By Lori Bredemeyer, Managing Editor
“I can’t wait to get out of Abilene.”
I’ve heard all my friends say some variation of this phrase at least once while I’ve been at college. It seems that although ACU is a great school at which to obtain a degree, most students, and I’m sure some employees, find it unfortunate that the school is stuck in Abilene.
But I grew up in this area, in Winters, a town of about 3,000 people 40 minutes south of here.
Students complain about Abilene, with its mall, six theatres, dozens of restaurants and hundreds of churches.
I grew up in a town with four restaurants that consistently stayed open: one that served American food, one that served Mexican food, the Pizza Hut and the Dairy Queen. No theatre, no mall, not even a Wal-Mart.
The most exciting thing to do on Friday and Saturday nights was to go sit on a tailgate in the parking lot of the Wes-T-Go and talk about the recent football game or the latest high school romance.
Winters has one high school, one grocery store, one pharmacy and two traffic lights.
And I love it.
Winters is the kind of place where you can leave your car unlocked and running to go into the store for bread and milk.
It’s the kind of place where country, especially West Texas country, is the music of choice for most age demographics.
It’s the kind of place where the front-page news is about the upcoming chicken spaghetti dinner that the Woman’s Club is serving before the football game.
It’s also the kind of place where for fun on the weekends, we drove 40 miles to the city: Abilene.
Yes, I had to come to this dreaded town to shop at the mall, watch a movie, go bowling and sometimes buy groceries. Abilene was here for our entertainment and relief from small-town life.
So it makes me cringe sometimes when I hear people talk of how much they hate Abilene, they can’t wait to graduate and get as far away as they can, and how they’ll never come back.
It’s unfair to label Abilene, and West Texas, as uninspiring. We found fun in it.

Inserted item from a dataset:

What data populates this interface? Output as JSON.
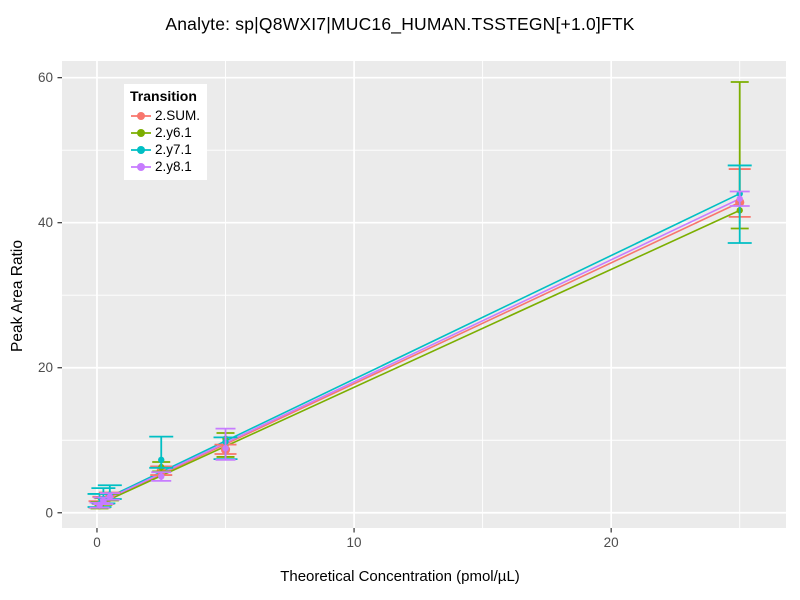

One of my friends has actually said, “How did you grow up there? What a horrifying life. No one cares about Winters.”
I don’t think so. Without Winters and Abilene, I wouldn’t be me, who’s not afraid of beetles or crickets, whose favorite country singer is George Strait and who has one of the most distinct accents in the Journalism Department.
When I graduate in May, I won’t be tipping my hat to this town and waving a grateful goodbye. I may not live in this area for the rest of my life, but I’ll certainly return because this is my home.
I’m proud to have grown up in this place.